Abdurrahman Dilipak yol gösterdi! Enis Berberoğlu nasıl kurtulur?
Enis Berberoğlu'nun tahliye edilmesinin ardından bugün Akit yazarı Abdurrahman Dilipak, bunun bir beraat değil tahliye olduğunu vurguladı.
Akit yazarı Abdurrahman Dilipak, tahliye edilen CHP İstanbul
Milletvekili Enis Berberoğlu için, "Benim bugüne kadar hiç alıp
veremediğim olmadı. Onun da benimle bir alıp veremediği olmadı.
Onun yazdıklarını ciddiye aldım hep. Doğrusu bu MİT tırları olayını
ona yakıştıramadım. Böyle bir şeye nasıl bulaştı, nasıl bu kadar
angaje oldu ve neden bu işten yakasını kurtaramıyor, onu da anlamış
değilim. Kaçtığını sandığı şeye doğru koşuyor. Benden söylemesi"
dedi.
Abdurrahman Dilipak, "Berberoğlu nasıl kurtulur?"
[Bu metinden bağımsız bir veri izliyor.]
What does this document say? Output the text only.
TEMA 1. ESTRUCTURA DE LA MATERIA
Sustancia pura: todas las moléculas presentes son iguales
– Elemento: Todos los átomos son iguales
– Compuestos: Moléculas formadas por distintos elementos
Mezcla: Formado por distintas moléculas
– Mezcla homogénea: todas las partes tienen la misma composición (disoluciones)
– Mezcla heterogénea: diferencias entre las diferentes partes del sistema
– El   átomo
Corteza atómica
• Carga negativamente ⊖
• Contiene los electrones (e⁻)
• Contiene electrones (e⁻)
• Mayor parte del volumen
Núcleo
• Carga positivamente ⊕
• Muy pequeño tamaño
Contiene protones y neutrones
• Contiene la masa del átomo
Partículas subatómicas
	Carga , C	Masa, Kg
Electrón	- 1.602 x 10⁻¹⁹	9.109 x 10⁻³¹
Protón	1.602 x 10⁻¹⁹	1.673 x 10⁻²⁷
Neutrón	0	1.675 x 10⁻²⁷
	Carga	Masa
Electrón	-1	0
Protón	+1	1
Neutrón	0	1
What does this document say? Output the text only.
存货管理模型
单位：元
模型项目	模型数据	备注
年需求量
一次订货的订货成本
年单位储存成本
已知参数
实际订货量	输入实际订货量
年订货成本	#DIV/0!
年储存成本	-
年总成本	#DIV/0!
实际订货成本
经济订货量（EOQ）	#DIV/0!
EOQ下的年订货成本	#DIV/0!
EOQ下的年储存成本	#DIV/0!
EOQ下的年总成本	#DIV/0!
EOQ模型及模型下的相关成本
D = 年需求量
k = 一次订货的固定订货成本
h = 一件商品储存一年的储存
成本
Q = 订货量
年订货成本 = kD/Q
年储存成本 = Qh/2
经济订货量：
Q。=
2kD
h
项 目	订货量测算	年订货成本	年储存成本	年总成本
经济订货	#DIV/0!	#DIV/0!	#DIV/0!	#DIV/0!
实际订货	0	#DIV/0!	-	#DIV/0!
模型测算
başlığıyla yayımlanan yazısında şu noktalara dikkati çekti:
“Asiye nasıl kurtulur?” Vasıf Öngören’in 70’lerin başında kaleme
aldığı epik bir oyun. 1986’da Atıf Yılmaz bu oyunu sinemaya
uyarladı. 1970’lerde, Türkiye’nin siyasi tarihi açısından önemli
bir dönüm noktası idi. 68 kuşağı, 12 Mart vs. “Asiye” aslında
içimizden biri idi. Memleketin nasıl kurtulacağı sorusu cevabını
arayan temel soru idi. ‘‘Asiye’nin kurtulma hikâyesi’’ topluma
kurtuluş için bir değişim modeli arayışıdır aslında.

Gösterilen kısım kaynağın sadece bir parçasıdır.